講演の冒頭、李総理はフランスのニースで起きたテロ襲撃事件の犠牲者に哀悼の意を、そして、負傷者及び犠牲者の家族に見舞いの意を表し、「アジアとヨーロッパは、大きなチャンスに恵まれると共に課題も多い。特に、テロリズム、難民問題などが、この地域で厄介な問題になっている。今年はASEM設立20周年に当たる年で、各側は相互尊重、友好的な話し合いなどASEMの共通認識を基にアジア・ヨーロッパの全面的協力を推進し、協力のレベルアップを図る新しいルートを模索していくべきだ」と述べました。
これに関して、李総理は以下の3つの提案をしました。
1、 アジア・ヨーロッパ協力理念の革新。各方面が運命共同体であるという意識を樹立し、責任を共に担う意識の強化や、対話と協力で、この地域で新しい不安定要因の発生を防ぎ、世界平和と地域安定を維持する。団結協力の意識を深め、戦後の国際秩序を共に維持し、冷戦思考とゼロサムゲームを排除し、国際秩序と世界のガバナンス体系をより公正で合理的な方向へ推進していく。中国は終始世界平和の促進者、国際秩序と国際法治の維持者と地域の平和と安定の推進者である。われわれは国の大小、貧富、強弱を問わず、法律と規則を遵守することを堅持する。国際法を曲解したり、ダブルスタンダードを設けることに反対する。地域で合意した規則を守り、衝突や対抗ではなく、平和的に、政治的手段で係争を解決すべきである。平和発展の道を歩むことは、われわれの確固不動の方針である。
2、 アジア・ヨーロッパ協力の原動力を増す。アジア・ヨーロッパの協力をより実務的な方向へ導き、特に、経済貿易協力を強化すべきである。10年間、中断していたアジア・ヨーロッパ経済相会議の来年再開を期待する。開放的で包容力のあるアジア・ヨーロッパ市場の建設を加速し、貿易投資の自由化や利便性を高める。あらゆる形の保護貿易主義に反対し、共に気候変動に対応していく。科学技術によるイノベーション、新しい産業、新しい経済の発展を推進する。
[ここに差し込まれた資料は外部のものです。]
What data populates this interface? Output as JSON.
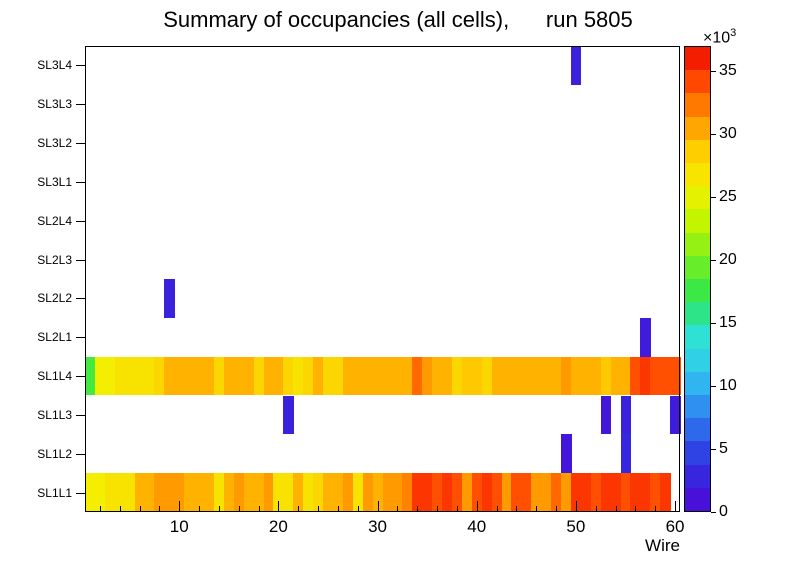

3、 アジア・ヨーロッパ協力の人文基礎を固める。異なる文化間の対話を強化し、教育、科学技術、文化、観光、青年及び起業などの分野における交流を拡大する。
更に、李総理は当面の中国経済の情勢を紹介し、経済の下振れ圧力が続いていることを認めた上で、「政府の負債率が低く、住民の預金も比較的高く、マクロ調整の道具箱には選択肢が多いので、中国政府は改革開放を確固不動に推進し、構造改革、特に供給側改革を深く推進していく」決心を示しました。
なお、今回のASEM首脳会合のテーマは「アジア・ヨーロッパ、パートナー20年 コネクティビティーで未来を創る」で、モンゴル国のエルベグドルジ大統領が司会を務め、53のメンバー国の首脳と国際機関の代表が参加しています。